Erste Versammlung des Synodalen Wegs in Frankfurt

Kardinal Reinhard Marx in einer Nahaufnahme

(Foto: dpa)

Nach dem Rücktrittsgesuch von Kardinal Marx wächst der Druck auf die Kirche und ihre Bischöfe, sich grundlegend zu ändern. Dafür ist jetzt höchste Zeit.

Kommentar von Annette Zoch

"Wer sein Leben retten will, wird es verlieren; wer aber sein Leben um meinetwillen verliert, wird es finden." Kardinal Reinhard Marx zitierte am Freitag dieses Wort Jesu aus dem Matthäus-Evangelium. Wenige Stunden zuvor war bekannt geworden, dass er Papst Franziskus seinen Amtsverzicht als Erzbischof von München und Freising angeboten hat.

Ja, was ist am Ende eigentlich ein Bischofsstab wert, was eine repräsentative erzbischöfliche Residenz, fürstliches Auskommen, Ansehen und Macht und Dienstwagen? Was ist denn die ureigentliche Aufgabe eines Bischofs? Wenn ihr Ansehen "in der kirchlichen und in der säkularen Wahrnehmung gesunken, ja möglicherweise an einem Tiefpunkt angekommen ist", wie Marx in seinem Brief an Franziskus schreibt? Wenn sie nicht mehr in erster Linie als Hirten wahrgenommen werden, die das Wort Jesu in der Welt verkünden? Sondern nur noch als sich krampfhaft an die Macht klammernde Männer, verschanzt hinter den Mauern ihrer Kirchen und Köpfe?

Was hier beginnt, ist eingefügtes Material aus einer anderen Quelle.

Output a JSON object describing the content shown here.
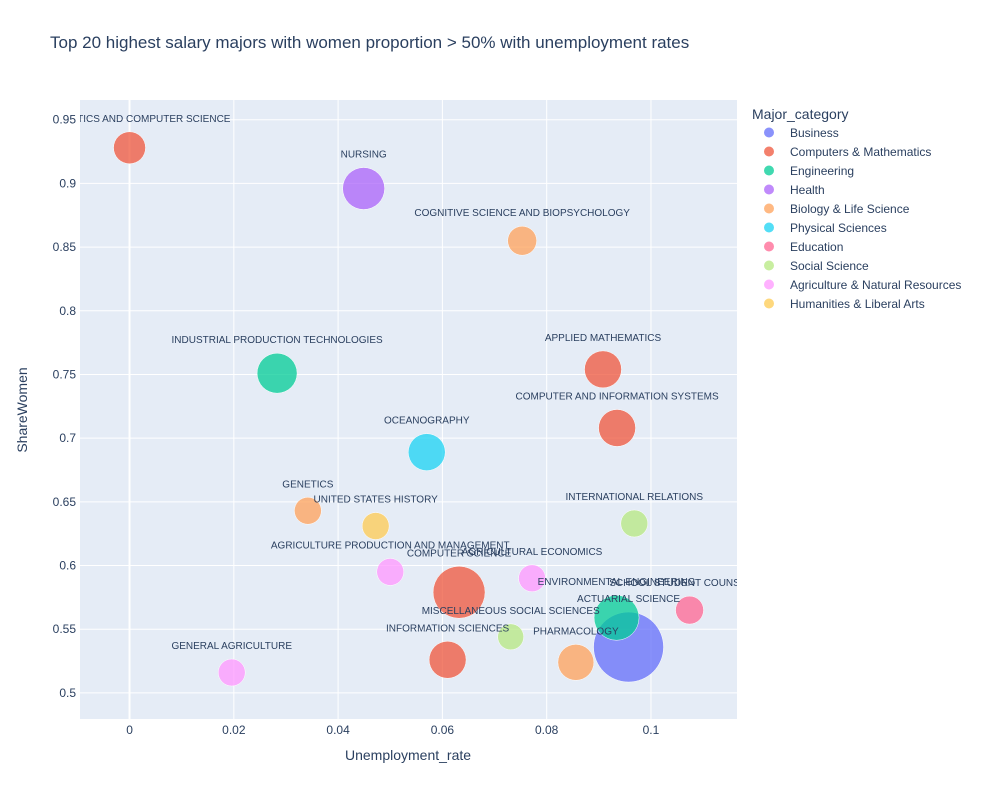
{
  "chart_data": {
    "type": "scatter",
    "title": "Top 20 highest salary majors with women proportion > 50% with unemployment rates",
    "xlabel": "Unemployment_rate",
    "ylabel": "ShareWomen",
    "xlim": [
      -0.0095,
      0.1165
    ],
    "ylim": [
      0.4795,
      0.9655
    ],
    "xticks": [
      0,
      0.02,
      0.04,
      0.06,
      0.08,
      0.1
    ],
    "xtick_labels": [
      "0",
      "0.02",
      "0.04",
      "0.06",
      "0.08",
      "0.1"
    ],
    "yticks": [
      0.5,
      0.55,
      0.6,
      0.65,
      0.7,
      0.75,
      0.8,
      0.85,
      0.9,
      0.95
    ],
    "ytick_labels": [
      "0.5",
      "0.55",
      "0.6",
      "0.65",
      "0.7",
      "0.75",
      "0.8",
      "0.85",
      "0.9",
      "0.95"
    ],
    "grid": true,
    "legend_title": "Major_category",
    "legend_position": "right",
    "categories": [
      {
        "name": "Business",
        "color": "#636efa"
      },
      {
        "name": "Computers & Mathematics",
        "color": "#ef553b"
      },
      {
        "name": "Engineering",
        "color": "#00cc96"
      },
      {
        "name": "Health",
        "color": "#ab63fa"
      },
      {
        "name": "Biology & Life Science",
        "color": "#ffa15a"
      },
      {
        "name": "Physical Sciences",
        "color": "#19d3f3"
      },
      {
        "name": "Education",
        "color": "#ff6692"
      },
      {
        "name": "Social Science",
        "color": "#b6e880"
      },
      {
        "name": "Agriculture & Natural Resources",
        "color": "#ff97ff"
      },
      {
        "name": "Humanities & Liberal Arts",
        "color": "#fecb52"
      }
    ],
    "points": [
      {
        "label": "MATHEMATICS AND COMPUTER SCIENCE",
        "category": "Computers & Mathematics",
        "x": 0.0,
        "y": 0.928,
        "size": 16
      },
      {
        "label": "NURSING",
        "category": "Health",
        "x": 0.0449,
        "y": 0.896,
        "size": 21
      },
      {
        "label": "COGNITIVE SCIENCE AND BIOPSYCHOLOGY",
        "category": "Biology & Life Science",
        "x": 0.0753,
        "y": 0.855,
        "size": 14.5
      },
      {
        "label": "INDUSTRIAL PRODUCTION TECHNOLOGIES",
        "category": "Engineering",
        "x": 0.0283,
        "y": 0.751,
        "size": 20
      },
      {
        "label": "APPLIED MATHEMATICS",
        "category": "Computers & Mathematics",
        "x": 0.0908,
        "y": 0.754,
        "size": 18.5
      },
      {
        "label": "COMPUTER AND INFORMATION SYSTEMS",
        "category": "Computers & Mathematics",
        "x": 0.0935,
        "y": 0.708,
        "size": 18.5
      },
      {
        "label": "OCEANOGRAPHY",
        "category": "Physical Sciences",
        "x": 0.057,
        "y": 0.689,
        "size": 18.5
      },
      {
        "label": "GENETICS",
        "category": "Biology & Life Science",
        "x": 0.0342,
        "y": 0.643,
        "size": 13.5
      },
      {
        "label": "UNITED STATES HISTORY",
        "category": "Humanities & Liberal Arts",
        "x": 0.0472,
        "y": 0.631,
        "size": 13.5
      },
      {
        "label": "INTERNATIONAL RELATIONS",
        "category": "Social Science",
        "x": 0.0968,
        "y": 0.633,
        "size": 13.5
      },
      {
        "label": "AGRICULTURE PRODUCTION AND MANAGEMENT",
        "category": "Agriculture & Natural Resources",
        "x": 0.05,
        "y": 0.595,
        "size": 13.5
      },
      {
        "label": "COMPUTER SCIENCE",
        "category": "Computers & Mathematics",
        "x": 0.0632,
        "y": 0.579,
        "size": 26
      },
      {
        "label": "AGRICULTURAL ECONOMICS",
        "category": "Agriculture & Natural Resources",
        "x": 0.0772,
        "y": 0.59,
        "size": 13.5
      },
      {
        "label": "ENVIRONMENTAL ENGINEERING",
        "category": "Engineering",
        "x": 0.0934,
        "y": 0.559,
        "size": 22.5
      },
      {
        "label": "SCHOOL STUDENT COUNSELING",
        "category": "Education",
        "x": 0.1074,
        "y": 0.565,
        "size": 14
      },
      {
        "label": "ACTUARIAL SCIENCE",
        "category": "Business",
        "x": 0.0957,
        "y": 0.536,
        "size": 35
      },
      {
        "label": "MISCELLANEOUS SOCIAL SCIENCES",
        "category": "Social Science",
        "x": 0.0731,
        "y": 0.544,
        "size": 13
      },
      {
        "label": "INFORMATION SCIENCES",
        "category": "Computers & Mathematics",
        "x": 0.061,
        "y": 0.526,
        "size": 18.5
      },
      {
        "label": "PHARMACOLOGY",
        "category": "Biology & Life Science",
        "x": 0.0856,
        "y": 0.524,
        "size": 18
      },
      {
        "label": "GENERAL AGRICULTURE",
        "category": "Agriculture & Natural Resources",
        "x": 0.0196,
        "y": 0.516,
        "size": 13.5
      }
    ]
  }
}
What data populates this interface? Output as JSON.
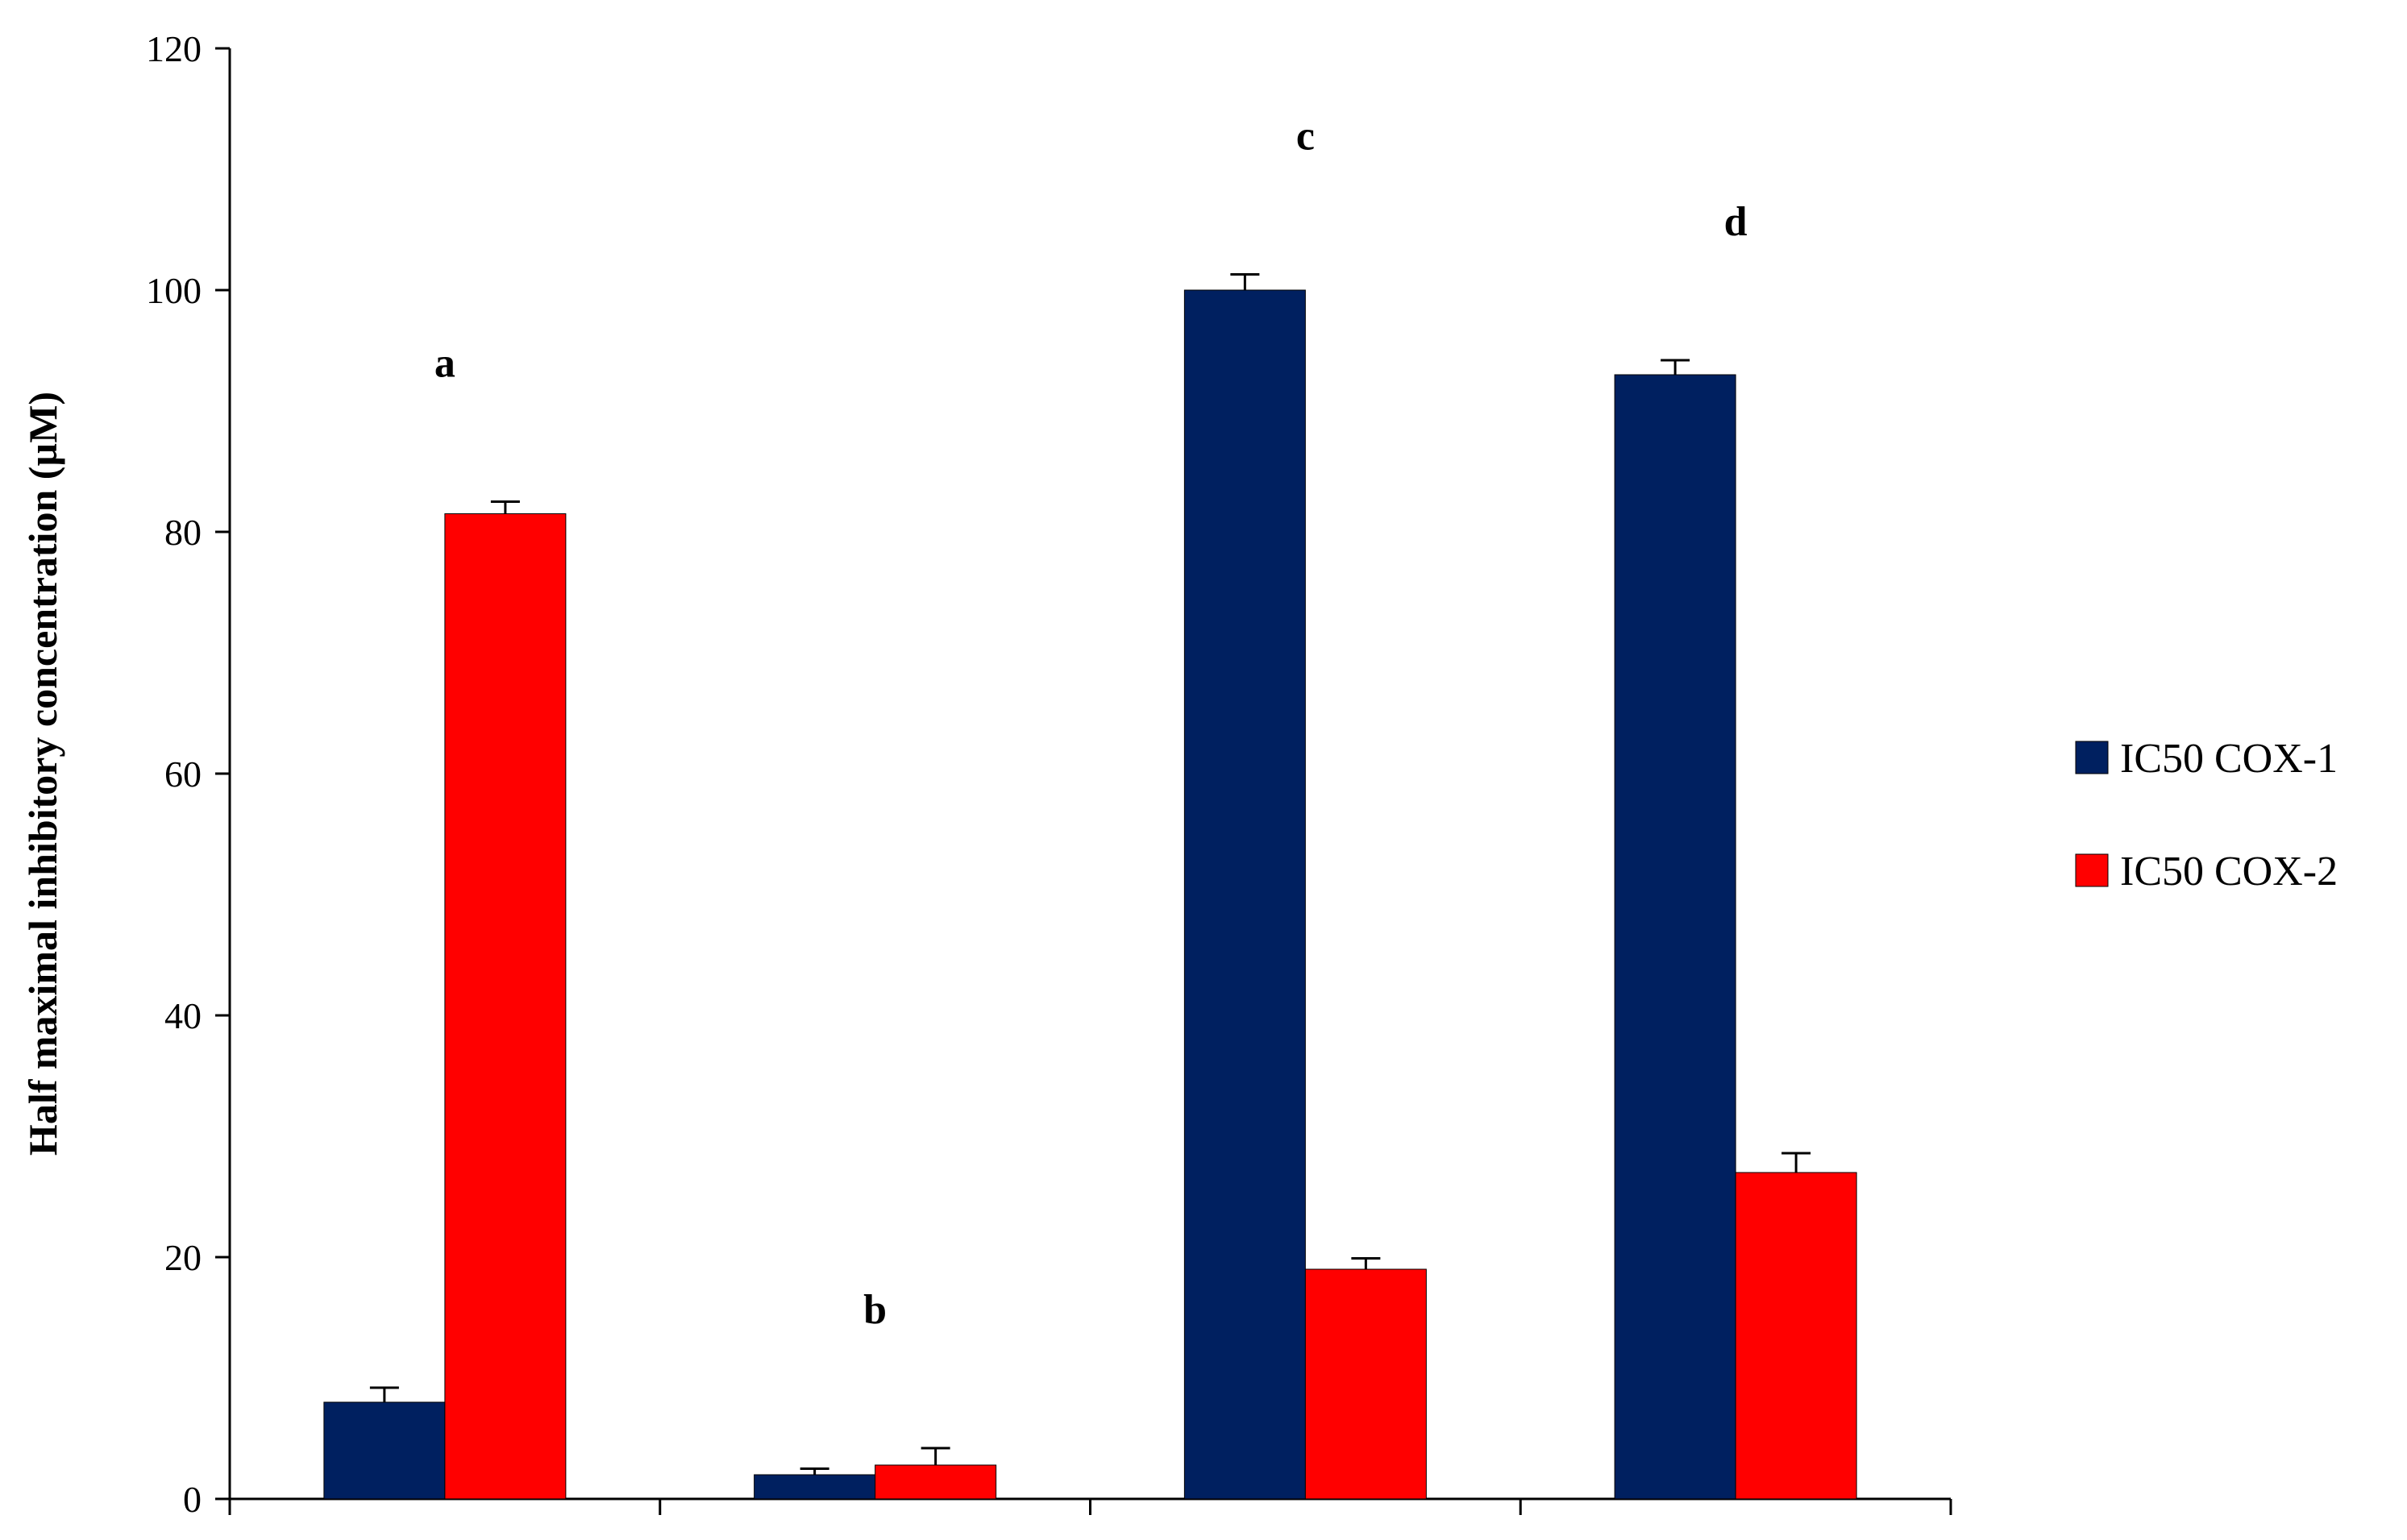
{
  "chart_data": {
    "type": "bar",
    "ylabel": "Half maximal inhibitory concentration (µM)",
    "xlabel": "",
    "ylim": [
      0,
      120
    ],
    "yticks": [
      0,
      20,
      40,
      60,
      80,
      100,
      120
    ],
    "categories": [
      "a",
      "b",
      "c",
      "d"
    ],
    "series": [
      {
        "name": "IC50 COX-1",
        "color": "#002060",
        "values": [
          8,
          2,
          100,
          93
        ],
        "errors": [
          1.2,
          0.5,
          1.3,
          1.2
        ]
      },
      {
        "name": "IC50 COX-2",
        "color": "#ff0000",
        "values": [
          81.5,
          2.8,
          19,
          27
        ],
        "errors": [
          1.0,
          1.4,
          0.9,
          1.6
        ]
      }
    ],
    "grid": false,
    "legend": "right"
  }
}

Dass ein Kardinal Jesus Christus so wörtlich nimmt - das löst in Deutschland und der Welt nun großes Aufsehen aus. Und es sagt eigentlich auch schon viel aus über die katholische Kirche und ihre Bischöfe. Für sein großes, mehr als berechtigtes Mea culpa erntet Marx von manchen Jubelstürme. Er bekennt persönliche Schuld, bevor sie ihm unter Umständen gutachterlich nachgewiesen wird. Dieser Schritt allein macht aus Marx noch keinen Heiligen. Seine Entscheidung nötigt trotzdem Respekt ab. Bereits mit seiner Spende von 500 000 Euro, dem größten Teil seines Privatvermögens, für eine Stiftung für Betroffene von sexuellem Missbrauch, hat Marx innere Freiheit bewiesen.

Viele wollen den von Marx benannten toten Punkt immer noch nicht wahrhaben

Marx' Schritt weist über die Grenzen Deutschlands hinaus, genauso wie auch die von ihm benannten Probleme weit über Deutschland hinausweisen. Der Missbrauchsskandal ist kein deutsches Phänomen, die unkontrollierte Macht, das Priesterbild, die Glaubwürdigkeitskrise. Viele aber wollen den von Marx benannten toten Punkt immer noch nicht wahrhaben. Nicht in Deutschland, nicht in Polen, nicht in den USA, nicht im Vatikan. Es wird immer noch weggeschaut. Es wird immer noch das Ansehen der Institution über die Betroffenen gestellt. Das alles hat Marx deutlich benannt.

Der Osnabrücker Bischof Franz-Josef Bode sagt, nun könne in der Kirche kein Stein auf dem anderen bleiben. Aber was heißt das? Erstens sollten weitere Bischöfe dem Beispiel von Marx folgen. Viel wichtiger aber ist zweitens, dass sich das System ändert. Der Bischofskonferenz-Vorsitzende Georg Bätzing fordert deutlicher denn je, dass es fundamentale systemische Reformen brauche, nicht mehr nur Schönheitsreparaturen. Der Schlüssel liegt in der Organisation von Macht: Es brauche "Kontrolle auf jeder Ebene von Machtausübung in der katholischen Kirche", sagt Bätzing. Auch die priesterliche Macht gelte es "einzuhegen und zu kontrollieren".

Von seinen Posten im Vatikan ist Marx übrigens nicht zurückgetreten, er wirkt alles andere als resigniert. Er will kämpfen für seine Kirche. Er sei überzeugt, dass die Gesellschaft das christliche Evangelium brauche, sagt er. Sein Entschluss sei in der Osterzeit gereift, das betont er mehrmals. Das Wort Jesu aus dem Matthäus-Evangelium kann man auch für die gesamte Kirche lesen: Wenn die Kirche nicht bereit ist, Macht abzugeben, sich völlig zu erniedrigen, so wie ihr Gründer am Kreuz, dann wird es für sie kein Ostern, keine Auferstehung geben.